Au Cameroun, le Président, réélu à 85 ans pour un 7ème mandat, est réputé pour ses longs et coûteux séjours dans une clinique genevoise. Au pouvoir depuis 1982, rares sont ses compatriotes qui se souviennent du dernier Conseil des ministres présidé par Biya, plus fréquent dans sa ferme que dans son palais.
Présidence télécommande
Le cas le plus pathétique est celui de Bouteflika qui, depuis qu’il a fait un Accident vasculaire cérébral (Avc) qui l’a cloué un bon moment sur un lit d’hôpital en France, est obligé de gouverner son pays, par «télécommande», à partir d’un fauteuil roulant. Son parti, le FLN, a pourtant annoncé sa candidature pour la prochaine présidentielle.
Le Sénégal n’échappe pas à la règle. Ici aussi, c’est «Circulez, y a rien à voir !». Vers la fin des années 1990, il a fallu que le journal Le Témoin, à l’époque hebdomadaire, révèle que le Président Diouf a été aperçu sortant d’une clinique dakaroise avec un gros bandage au cou pour que le gouvernement veuille bien communiquer sur la mystérieuse maladie du chef de l’Etat. Et c’est Serigne Diop, à l’époque ministre de la Communication et porte-parole du gouvernement, qui est envoyé au charbon. Il déclare que le Président Diouf souffre d’un lumbago qui l’oblige à s’éloigner du pays pour des soins en France. Une maladie d’apparence bénigne qui, selon le site spécialisé, doctissimo, est «un traumatisme léger, passager, ne durant que quelques jours sans dépasser quatre semaines».

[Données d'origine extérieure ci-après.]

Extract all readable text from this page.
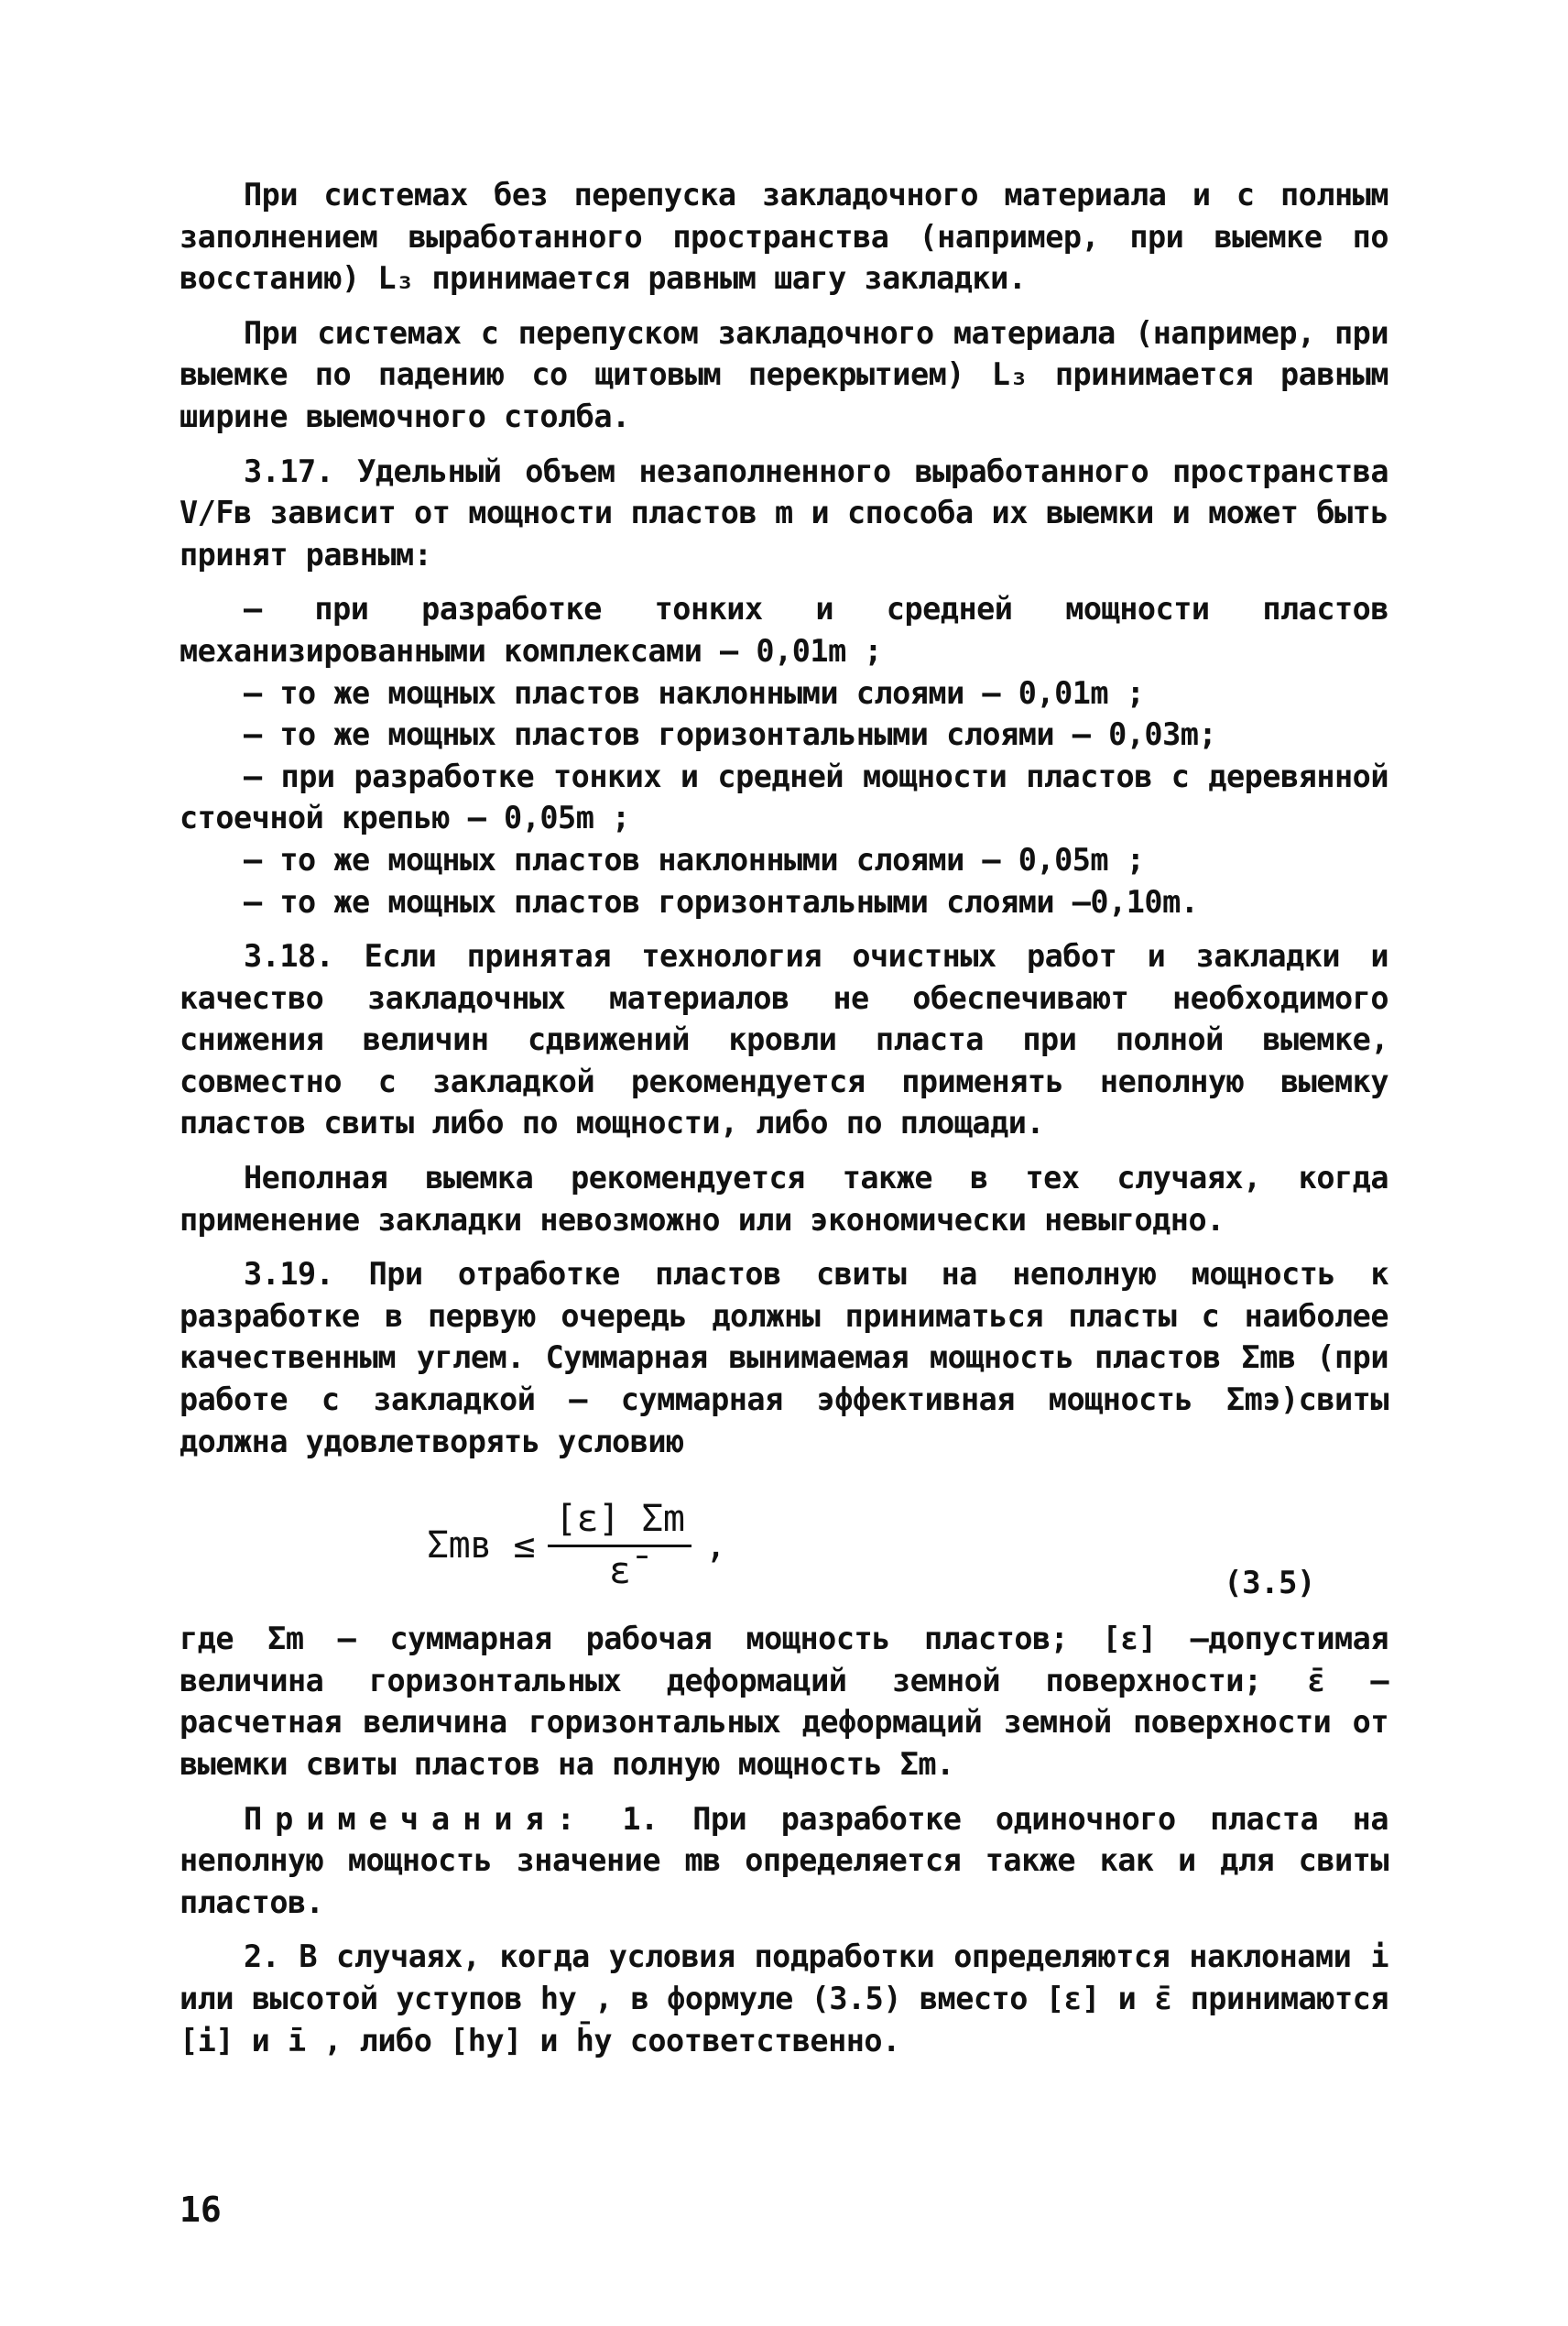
При системах без перепуска закладочного материала и с полным заполнением выработанного пространства (например, при выемке по восстанию) L₃ принимается равным шагу закладки.

При системах с перепуском закладочного материала (например, при выемке по падению со щитовым перекрытием) L₃ принимается равным ширине выемочного столба.

3.17. Удельный объем незаполненного выработанного пространства V/Fв зависит от мощности пластов m и способа их выемки и может быть принят равным:

– при разработке тонких и средней мощности пластов механизированными комплексами – 0,01m ;

– то же мощных пластов наклонными слоями – 0,01m ;

– то же мощных пластов горизонтальными слоями – 0,03m;

– при разработке тонких и средней мощности пластов с деревянной стоечной крепью – 0,05m ;

– то же мощных пластов наклонными слоями – 0,05m ;

– то же мощных пластов горизонтальными слоями –0,10m.

3.18. Если принятая технология очистных работ и закладки и качество закладочных материалов не обеспечивают необходимого снижения величин сдвижений кровли пласта при полной выемке, совместно с закладкой рекомендуется применять неполную выемку пластов свиты либо по мощности, либо по площади.

Неполная выемка рекомендуется также в тех случаях, когда применение закладки невозможно или экономически невыгодно.

3.19. При отработке пластов свиты на неполную мощность к разработке в первую очередь должны приниматься пласты с наиболее качественным углем. Суммарная вынимаемая мощность пластов Σmв (при работе с закладкой – суммарная эффективная мощность Σmэ)свиты должна удовлетворять условию

$\Sigma mв \le \frac{[\varepsilon] \Sigma m}{\varepsilon̄}$ ,
(3.5)

где Σm – суммарная рабочая мощность пластов; [ε] –допустимая величина горизонтальных деформаций земной поверхности; ε̄ – расчетная величина горизонтальных деформаций земной поверхности от выемки свиты пластов на полную мощность Σm.

Примечания: 1. При разработке одиночного пласта на неполную мощность значение mв определяется также как и для свиты пластов.

2. В случаях, когда условия подработки определяются наклонами i или высотой уступов hу , в формуле (3.5) вместо [ε] и ε̄ принимаются [i] и ī , либо [hу] и h̄у соответственно.

16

Sous Wade, en 2005-2006, une grosse frayeur s’empare du pays. En un battement de cils, une rumeur selon laquelle le président de la République est décédé fait le tour des salles de rédaction avant de déborder dans la rue. Les mêmes qui avaient créé la rumeur de toutes pièces s’empressent de l’informer que la presse a annoncé sa mort. Furax, Wade appelle son Premier ministre. Comme par hasard, celui-ci recevait les patrons de la presse sénégalaise dont aucun organe n’avait eu la témérité de publier la fausse nouvelle. Quelques jours plus tard, Wade rentre au pays. Au Pavillon présidentiel, face caméras, il révèle avoir subi une opération de la cataracte et que, maintenant, il «voit tout». Hormis ce malheureux précédent, l’opinion ne fait cas du bulletin de santé du successeur de Diouf que sous l’angle d’une feutrée guerre de succession, évoquant le fait que son homme de confiance d’alors, Idrissa Seck, a fourré son nez dans son dossier médical pour, éventuellement, documenter les éléments d’une mise à la «retraite anticipée» de son mentor. Un peu comme Ben Ali l’avait fait avec Habib Bourguiba en 1987. Info ou intox ? Complot ourdi pour se débarrasser d’un «fils» devenu encombrant ? La déclassification des secrets de la République le dira un jour.
Plus de deux décennies auparavant, Senghor, sentant des signes de fatigue et d’usure de son pouvoir, n’aura laissé le temps à personne de fouiner dans son dossier de santé. Prétextant des «pertes de mémoire», il cède le fauteuil présidentiel à son Premier ministre et dauphin constitutionnel, Abdou Diouf.